Aussi, Nø Førmat! est surtout un amas de fils
d’existence qui s’entremêlent.
Une rencontre décisive
Prenons déjà sa genèse. L’histoire commence
par le doux rêve que nourrit un jeune juriste
de 26 ans rompu à l’élaboration de contrats
au sein d’une grande maison de disque. Le
doux rêve, c’est celui de vivre la fabrique de
la musique en coulisses, au plus près des
artistes. Le jeune juriste, c’est Laurent Bizot,
qui à l’âge de 20 ans déjà travaillait dans la
salle de concert d’une association militante
de Colombes. Quant à la maison de disques,
il s’agit d’Universal, là où le jeune Laurent fait
la connaissance de Daniel Richard, éminente
figure du département jazz, qui sera une
inspiration et deviendra son mentor. Une
première rencontre charnière qui conforte
Laurent Bizot dans son envie d’intégrer les
coulisses d’un album. Alors, en 2004, il met
un terme à sa carrière de juriste et choisit de
poursuivre l’aventure dans laquelle il s’est
déjà peu à peu lancé : c’est la naissance de
Nø Førmat!, dont la gestation doit tout à une
farouche envie de partage. « Je ne voulais
pas que ce label ait une quelconque couleur
ou soit caractérisé comme le support d’un
genre particulier. Je voulais qu’il dépasse les
catégories, qu’il se place en opposition au
formatage qui avait cours. Je veux dire qu’à
l’époque, les artistes réfléchissaient à des
albums en anticipant la réaction des maisons
de disque. Je voulais trouver un contrepied à
cet état de fait. »
Hors formats
Preuve en est, les trois albums qui
accompagnent sa création se veulent
inclassables et singuliers. Le touche-à-tout
Nicolas Repac et ses collages composés
de samples de vieux orchestres de jazz, de
rafales électro et de tambours battants sur
“Swing Swing” ; les polyphonies doucereuses
du trio africano-caribéen “Toto Bona Lokua” ;
la poésie déstructurée de ce “Dogme Des VI
Jours” où le free jazz côtoie le slam ou le punk
en totale improvisation. Sacré patchwork.
Aucune esthétique prédéfinie et une forte
liberté créative. Sans compter l’impasse sur les
intermédiaires, les échelons à gravir avant que
l’artiste ne touche le public. D’ailleurs, grâce
au fameux Pass “Nø Førmat!”, ce public n’a nul
besoin d’attendre l’assentiment des médias
pour découvrir telle ou telle production. Un
label “hors format”, où l’intuition supplante
largement la rationalité.
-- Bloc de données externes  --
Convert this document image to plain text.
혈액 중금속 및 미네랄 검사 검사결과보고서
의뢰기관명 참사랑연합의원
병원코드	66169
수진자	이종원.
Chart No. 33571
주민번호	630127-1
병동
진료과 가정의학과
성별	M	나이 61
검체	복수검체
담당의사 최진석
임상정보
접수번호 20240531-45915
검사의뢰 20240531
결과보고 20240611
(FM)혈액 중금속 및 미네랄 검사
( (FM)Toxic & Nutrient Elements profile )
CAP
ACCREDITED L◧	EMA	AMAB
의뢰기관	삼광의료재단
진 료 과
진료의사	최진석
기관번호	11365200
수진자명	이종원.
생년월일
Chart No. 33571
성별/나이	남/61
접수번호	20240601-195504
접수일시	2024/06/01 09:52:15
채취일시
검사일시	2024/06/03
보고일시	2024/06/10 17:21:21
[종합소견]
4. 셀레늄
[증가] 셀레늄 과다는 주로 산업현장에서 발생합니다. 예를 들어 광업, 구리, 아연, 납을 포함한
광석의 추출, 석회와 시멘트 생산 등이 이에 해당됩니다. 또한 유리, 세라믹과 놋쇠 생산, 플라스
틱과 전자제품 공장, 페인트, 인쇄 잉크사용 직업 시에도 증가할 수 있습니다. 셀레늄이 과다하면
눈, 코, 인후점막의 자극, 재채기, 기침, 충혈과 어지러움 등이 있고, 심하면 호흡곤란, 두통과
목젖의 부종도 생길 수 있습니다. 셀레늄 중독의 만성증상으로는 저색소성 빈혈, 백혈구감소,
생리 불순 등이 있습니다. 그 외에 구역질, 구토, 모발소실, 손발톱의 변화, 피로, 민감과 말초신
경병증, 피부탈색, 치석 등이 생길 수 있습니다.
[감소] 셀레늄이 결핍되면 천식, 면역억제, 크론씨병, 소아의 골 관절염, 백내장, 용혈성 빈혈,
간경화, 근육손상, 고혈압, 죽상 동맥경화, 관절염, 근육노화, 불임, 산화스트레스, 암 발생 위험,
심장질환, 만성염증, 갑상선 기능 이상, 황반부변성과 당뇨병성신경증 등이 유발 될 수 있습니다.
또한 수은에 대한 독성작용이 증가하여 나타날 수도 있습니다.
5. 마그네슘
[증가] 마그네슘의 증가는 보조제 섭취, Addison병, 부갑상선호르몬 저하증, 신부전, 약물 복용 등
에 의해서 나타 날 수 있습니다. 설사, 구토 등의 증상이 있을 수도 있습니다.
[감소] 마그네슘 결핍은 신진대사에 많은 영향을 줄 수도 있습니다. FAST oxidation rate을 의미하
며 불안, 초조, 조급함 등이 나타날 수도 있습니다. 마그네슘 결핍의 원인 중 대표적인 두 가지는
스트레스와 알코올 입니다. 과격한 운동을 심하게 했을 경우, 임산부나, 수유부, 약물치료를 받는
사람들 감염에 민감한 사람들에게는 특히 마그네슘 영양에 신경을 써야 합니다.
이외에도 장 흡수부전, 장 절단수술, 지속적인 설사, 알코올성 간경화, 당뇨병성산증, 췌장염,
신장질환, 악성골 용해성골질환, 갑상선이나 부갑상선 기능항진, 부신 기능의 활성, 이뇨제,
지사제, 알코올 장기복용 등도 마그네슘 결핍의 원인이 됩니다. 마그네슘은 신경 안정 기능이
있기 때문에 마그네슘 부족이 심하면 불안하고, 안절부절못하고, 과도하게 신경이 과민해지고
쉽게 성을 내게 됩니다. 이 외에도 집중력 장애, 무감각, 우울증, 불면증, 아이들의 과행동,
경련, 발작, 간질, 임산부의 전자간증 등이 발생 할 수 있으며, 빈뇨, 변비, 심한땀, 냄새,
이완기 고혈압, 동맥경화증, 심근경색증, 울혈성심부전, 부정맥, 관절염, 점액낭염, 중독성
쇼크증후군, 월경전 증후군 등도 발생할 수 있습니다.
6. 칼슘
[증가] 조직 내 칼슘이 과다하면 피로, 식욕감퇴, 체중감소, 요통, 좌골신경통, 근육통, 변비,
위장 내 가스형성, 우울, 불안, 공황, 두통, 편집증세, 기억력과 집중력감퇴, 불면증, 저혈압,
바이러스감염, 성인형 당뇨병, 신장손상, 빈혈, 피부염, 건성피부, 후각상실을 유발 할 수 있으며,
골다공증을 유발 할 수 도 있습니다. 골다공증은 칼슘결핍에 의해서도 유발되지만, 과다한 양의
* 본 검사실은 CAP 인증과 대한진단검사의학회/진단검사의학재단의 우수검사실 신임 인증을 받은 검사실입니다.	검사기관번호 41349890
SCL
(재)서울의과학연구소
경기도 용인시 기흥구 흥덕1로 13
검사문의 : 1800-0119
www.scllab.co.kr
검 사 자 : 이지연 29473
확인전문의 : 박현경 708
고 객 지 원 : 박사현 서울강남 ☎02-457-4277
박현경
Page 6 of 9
Un Nø Førmat!
flanqué d’un point d’exclamation pour mieux
dire l’optimisme d’un anticonformisme,
exprimer un “non” jubilatoire, marquer
l’audace et l’élan de créativité. Comme
le musicien de jazz, qui, en improvisant,
cherche à dépasser l’ordre établi, en quête
d’un son nouveau, unique et transcendant, on
s’attache à « oser des choses inattendues,
faire reculer les frontières, laisser de la place
à l’imprévisible, à l’accident. »
Artisan de rêves
D’autant plus que l’engagement dans les
œuvres prime sur la considération des noms.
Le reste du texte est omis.